POST /v1/sessions/{id}/endfinalizes the session: triggers aggregation, writes S3 blob, publishes events.Bus event.- Server-side timeout (10 min silence) finalizes orphaned sessions (closed browser, dead device) as
incomplete— partial data preserved. - Blast radius of any failure: at most ~1 second of the latest batch.
Consent
Two named per-purpose flags using the foundation per-purpose consent flow (1B.9):
| Purpose code | Gates |
|---|---|
analytics | Media events (video lifecycle) |
biometric | Pose ingest |
The previous spec's 0–3 consent ladder is rejected — it does not match the platform's actual per-purpose consent model. Telemetry API rejects ingest if the matching consent flag is absent for the patient. Withdrawal takes effect immediately.
Reads
All reads flow through Core API. No browser direct telemetry-DB or telemetry-S3 access; replay viewer in the Clinic app fetches a signed S3 URL from Core API.
| Reader | Data | Access shape |
|---|---|---|
| Patient (Portal) | Own progress, own session history | RLS by principal_id |
| Specialist (Clinic app) | Their org's patients' sessions, replays | RLS by org + permission |
| Clinic admin (Clinic app) | Cohort dashboards across their org | RLS by org + permission |
| Console superadmin | Anonymised cross-tenant aggregate counters only (processor rule) | AdminPool, classification-filtered |
Swap-point interfaces
Mandatory from day one — these are the seams that make tier 1/2/3 scaling bounded:
| Interface | Today | Possible later swap |
|---|---|---|
AggregateStore.WriteRepMetric / WriteSessionMetric | PG INSERT | Dual-write to PG + CH at Tier 3 |
AggregateQuery.GetSessionMetrics / GetCohortAggregate | PG read | Per-dashboard CH read at Tier 3 |
SessionBuffer.AppendBatch / Finalize | Per-batch S3 PUT under {session_id}/inflight/ + concatenate-and-finalize at session_end | Kinesis if 10k+ peak concurrent or per-prefix S3 PUT rate forces it |
ReplayBlobStore.Get / Put | S3 | Pluggable; unlikely to swap |
LandmarkCodec.Encode / Decode | binary float32 + gzip | Protobuf or custom binary |
SignedSessionToken.Issue / Verify | HS256 with rotating secret | Ed25519 if needed |
Repository pattern enforces this — handlers and aggregator never touch PG/S3 directly. CI guard (cmd/check-telemetry-bounds) rejects direct imports if it ever drifts.
Scaling roadmap
| Tier | Peak concurrent | What's added | Trigger to advance |
|---|---|---|---|
| 0 — launch | up to ~1 000 | Single Telemetry API instance, PG primary, S3 | — |
| 1 | 1 000 – 10 000 | Telemetry API horizontal (2–4 instances), PG read replica, materialized views per dashboard | Dashboard p95 > 500ms after index tuning |
| 2 | 10 000 – 50 000 | Monthly partitioning on rep_metrics, Kinesis between Telemetry API and S3, Athena/Glue jobs for ad-hoc analytics over S3 blobs | Replica lag, S3 multipart rate limits, or batch jobs becoming a daily need |
| 3 | 50 000+ | ClickHouse for cross-tenant analytics surfaces only (clinical aggregates stay in PG) | Cross-tenant dashboard query consistently > 1s after materialized view tuning |
Tiers 1 and 2 are pure ops/config — no code rewrite if the swap-point interfaces are honored from day one.
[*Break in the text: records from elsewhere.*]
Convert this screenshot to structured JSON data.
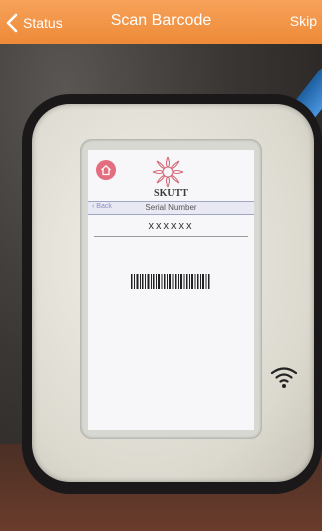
{
  "navbar": {
    "back_label": "Status",
    "title": "Scan Barcode",
    "skip_label": "Skip",
    "color": "#f29744"
  },
  "device_screen": {
    "brand": "SKUTT",
    "back_label": "Back",
    "title": "Serial Number",
    "serial_value": "xxxxxx",
    "icons": [
      "home-icon",
      "logo-icon",
      "barcode-icon"
    ]
  },
  "device_body": {
    "icons": [
      "wifi-icon"
    ]
  }
}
For the legacy product's growth trajectory (20k+ users today, scaling at typical SaaS rates), Tier 3 is many years out — possibly never.
Daily.co and other media
Daily.co data stays in Daily.co. Media events here cover exercise video playback (Bunny Stream / S3 origin), not appointment video calls. 1:1 live video exercises are not in scope today.
Foundation status
Nothing to build for telemetry in foundation. The four primitives Layer 2 will rely on are all in place:
- Cat F service-accounts (Layer 1.24) — for Telemetry API → Core API callbacks
events.Bus(1C.3) — for the aggregation event channel- Per-purpose consent ledger (1B.9) — for
analytics+biometricgating - Data classification framework (1A, P39) — extends to PG aggregate columns + S3 blob class
- Signed-token pattern (HS256 helper, small new addition when 1C ships)
Nothing in services/telemetry/ exists today. When Layer 2 telemetry work begins, this doc + api.md + media-events.md are the locked design.